According to Greek legend, fire was given to humankind by the god Prometheus, whose unilateral decision angered the other Olympians. Polynesians in the Cook Islands maintain that the god Maui went to hell and back to retrieve the flaming gift. A Native American myth credits the buffalo. As the herd ran at night their hooves struck against the rocks causing sparks that set the brush ablaze.
By making it possible to live in colder regions, firemaking inspired people to migrate, thus shifting the centers of civilization. Other than language and agriculture, no development has more significantly shaped our social evolution than the ability to make fire.
A bolt of lightning is one thing, and the ability to light your own fire is quite another. Just as our ancestors could move about more freely with their blazing technology, we can more freely innovate and solve problems by getting more in touch with our intuition.
Kindling Sensations
William Gray's proposal that cognition itself is organized by feelings was verified, in part, by psychologist Eugene Gendlin of the University of Chicago. Gendlin developed a technique called “focusing,” in which attention to a “felt sense” produces spontaneous insights.
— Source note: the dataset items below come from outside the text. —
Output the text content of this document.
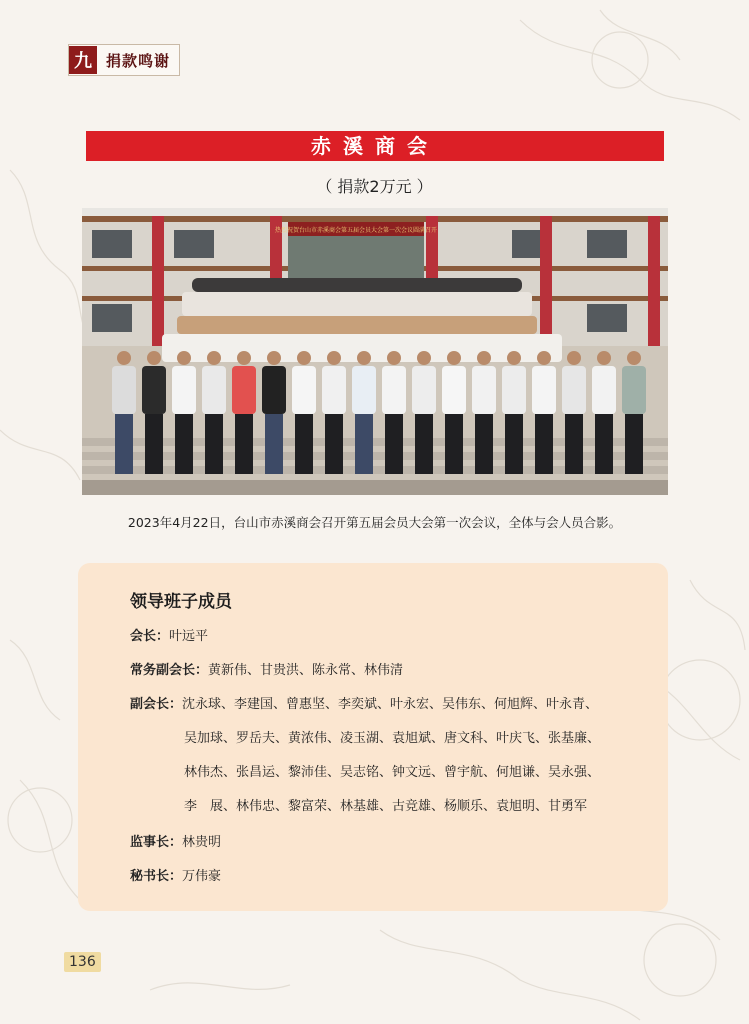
九 捐款鸣谢
赤溪商会
（ 捐款2万元 ）
热烈祝贺台山市赤溪商会第五届会员大会第一次会议圆满召开
2023年4月22日，台山市赤溪商会召开第五届会员大会第一次会议，全体与会人员合影。
领导班子成员
会长：叶远平
常务副会长：黄新伟、甘贵洪、陈永常、林伟清
副会长：沈永球、李建国、曾惠坚、李奕斌、叶永宏、吴伟东、何旭辉、叶永青、
吴加球、罗岳夫、黄浓伟、凌玉湖、袁旭斌、唐文科、叶庆飞、张基廉、
林伟杰、张昌运、黎沛佳、吴志铭、钟文远、曾宇航、何旭谦、吴永强、
李　展、林伟忠、黎富荣、林基雄、古竞雄、杨顺乐、袁旭明、甘勇军
监事长：林贵明
秘书长：万伟豪
136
The universe of feelings seems to have a profound logic all its own. “The heart has its reasons,” Blaise Pascal wrote, “that reason knows not of.” Great poets and scientists have praised the role of vague feelings in alerting the muse.
If our goal is to become more visionary we would be foolish not to pay more attention to subtle sensations. Feelings are the bridge between mind and matter. They are the lingua franca, the universal language between our intellect and our biocomputers. They describe associations and possibilities, offering clues for vigilance or attraction.
The word intuition comes from the Latin intuere, to know instinctively. Occasionally we'll hear someone say that their intuition didn't “prove out.” But an intuition is correct by definition. If an occasional hunch doesn't hit, either it was misinterpreted or wrongly executed. We might get a strong signal that requires timing and strategy. The first flush of an intuitive knowing is an impetus, not a permanent blueprint. Sometimes we follow inner guidance that leads us into a painful situation. It may be that our higher intelligence sets us up for hard but necessary lessons.
There are also the little hunches that get us through the week. We say, “I have a feeling,” or “It occurs to me…” In the ebb and flow, intuition sometimes flourishes like a gracious servant.